Posições partidárias divergentes
O Chega manifestou desconfiança quanto à rapidez do desenvolvimento das vacinas contra a covid-19. A deputada Patrícia Nascimento afirmou: “Temos vacinas que demoram anos e têm efeitos secundários, quanto mais esta que foi desenvolvida em cima do joelho”. O PS defendeu a atuação do anterior Governo durante a pandemia. Sofia Andrade declarou, citada pela mesma fonte, que, apesar de opiniões divergentes, o partido considera que a fase crítica foi ultrapassada “com a ajuda da vacina”.
Já o PSD destacou que “a vacinação no seu global foi das intervenções mais seguras e eficazes da História da Medicina”, nas palavras da deputada Joana Seabra.
As três forças políticas convergiram, contudo, na necessidade de demonstrar evidência do nexo de causalidade entre as lesões e a administração da vacina.
Pedido de programa de indemnização
Teresa Gomes Mota recordou que patologias como a miocardite estão descritas como reações adversas raras nas bulas das vacinas. Defendeu que, quando não é encontrada outra explicação clínica após exames, o Estado deve assegurar mecanismos de reparação sem necessidade de recurso aos tribunais, como acontece noutros países.

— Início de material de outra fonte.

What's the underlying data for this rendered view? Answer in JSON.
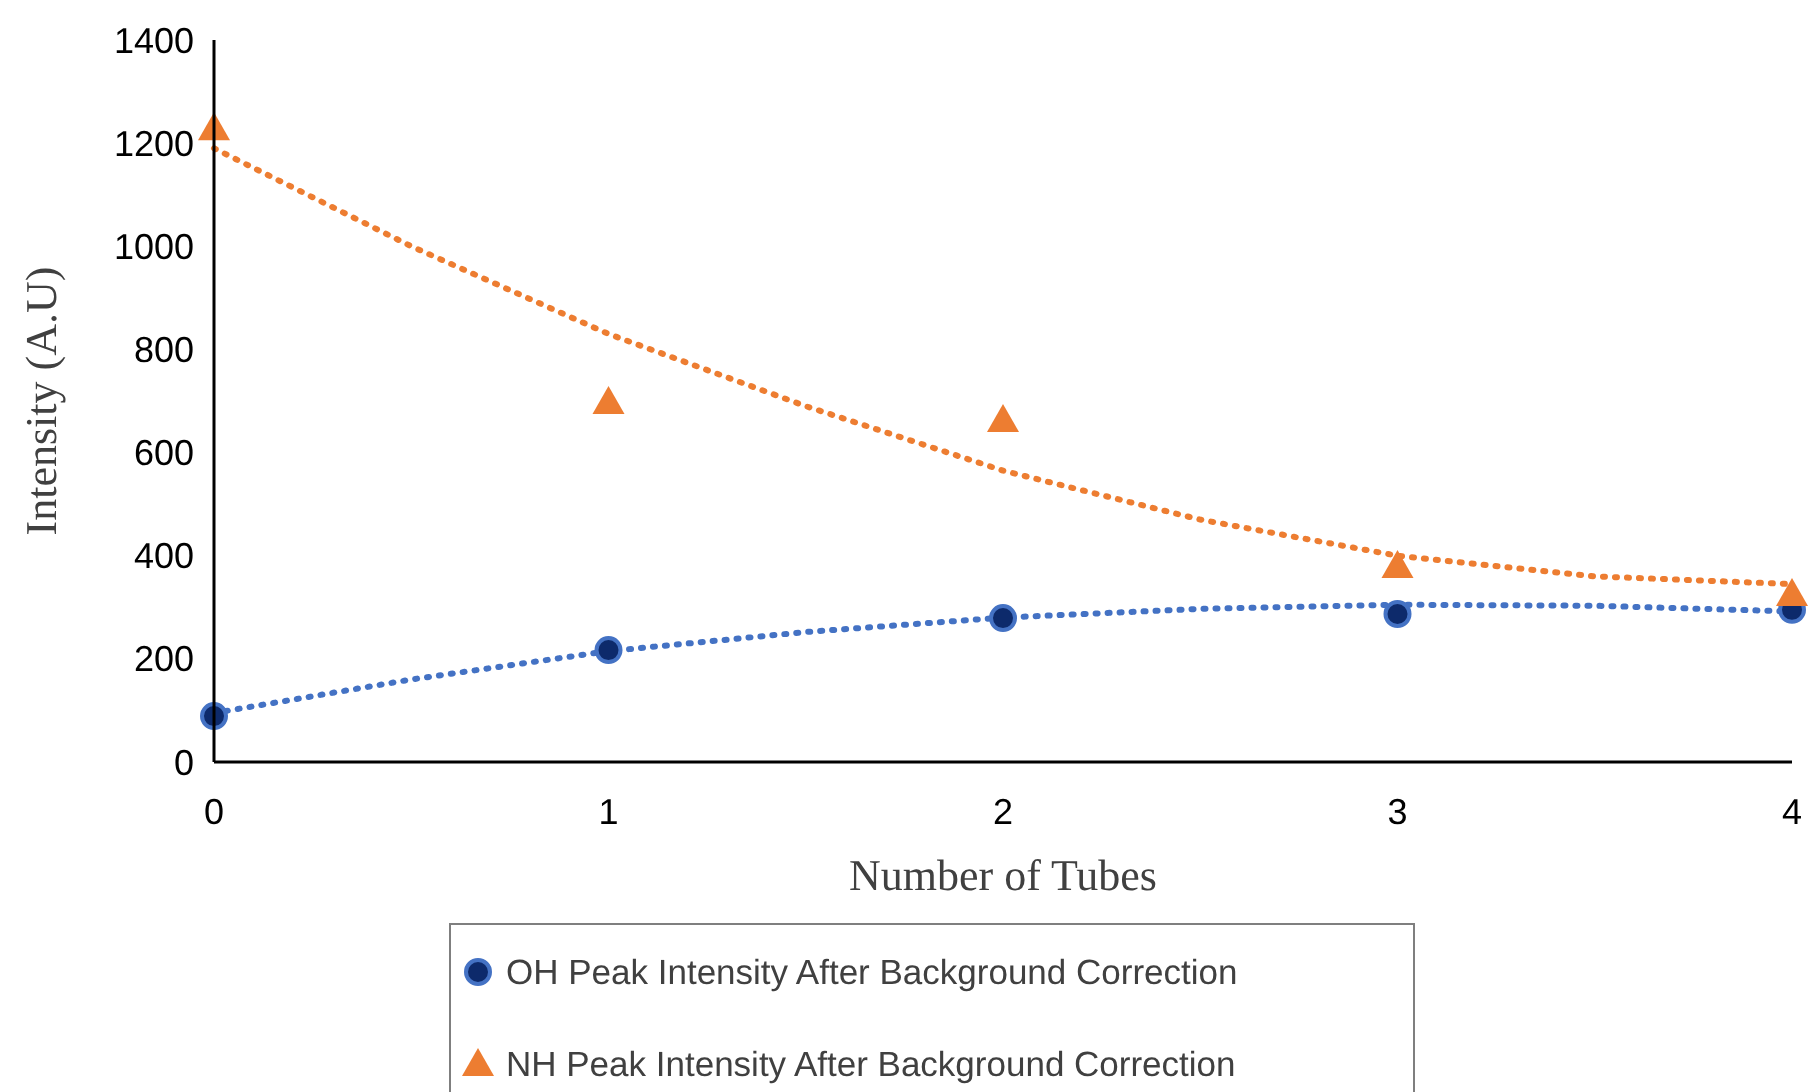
{
  "chart_data": {
    "type": "scatter",
    "xlabel": "Number of Tubes",
    "ylabel": "Intensity (A.U)",
    "xlim": [
      0,
      4
    ],
    "xticks": [
      0,
      1,
      2,
      3,
      4
    ],
    "ylim": [
      0,
      1400
    ],
    "yticks": [
      0,
      200,
      400,
      600,
      800,
      1000,
      1200,
      1400
    ],
    "grid": false,
    "legend": "bottom",
    "series": [
      {
        "name": "OH Peak Intensity After Background Correction",
        "color": "#0d2a6b",
        "marker": "circle",
        "x": [
          0,
          1,
          2,
          3,
          4
        ],
        "values": [
          89,
          217,
          279,
          287,
          295
        ]
      },
      {
        "name": "NH Peak Intensity After Background Correction",
        "color": "#ed7d31",
        "marker": "triangle",
        "x": [
          0,
          1,
          2,
          3,
          4
        ],
        "values": [
          1229,
          698,
          663,
          380,
          326
        ]
      },
      {
        "color": "#4472c4",
        "type": "line",
        "line_style": "dotted",
        "x": [
          0,
          0.5,
          1,
          1.5,
          2,
          2.5,
          3,
          3.5,
          4
        ],
        "values": [
          95,
          160,
          215,
          252,
          280,
          297,
          305,
          303,
          292
        ]
      },
      {
        "color": "#ed7d31",
        "type": "line",
        "line_style": "dotted",
        "x": [
          0,
          0.5,
          1,
          1.5,
          2,
          2.5,
          3,
          3.5,
          4
        ],
        "values": [
          1190,
          1000,
          830,
          690,
          565,
          470,
          400,
          360,
          345
        ]
      }
    ]
  }
}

“Não estamos a pedir a Portugal, que foi campeão da vacinação, para inventar a roda, mas apenas para assumir a sua responsabilidade perante cidadãos e famílias que sofrem em consequência de políticas de saúde pública”, afirmou.
Casos relatados
Entre os exemplos apresentados esteve o de Leonor, descrita pela mãe como uma adolescente “normalíssima” até aos 14 anos, que praticava ballet e mergulho e que hoje vive dependente de sonda alimentar, de acordo com a mesma fonte. Foram também referidos casos de jovens atletas que desenvolveram quadros clínicos incapacitantes após a vacinação, incluindo diagnósticos de encefalomielite miálgica e mielite, com impacto profundo na vida escolar e familiar.
Outro testemunho foi o de Rosa Vilas Boas, que relatou sintomas persistentes após a segunda dose em fevereiro de 2021. Segundo o seu relatório médico, desenvolveu “encefalomielite miálgica, com ponto de partida em vacinação SARS-CoV-2”.
Pedro Gonçalves, de 47 anos, descreveu ainda ter estado 16 dias em coma após um quadro clínico grave iniciado poucos dias depois da vacinação. O processo clínico regista o início dos sintomas após a administração da vacina, mas o caso não foi notificado ao Sistema Nacional de Farmacovigilância, de acordo com o SOL.
A Comissão Parlamentar de Saúde deverá agora solicitar esclarecimentos às entidades competentes e avaliar o enquadramento legal e científico dos pedidos apresentados na petição.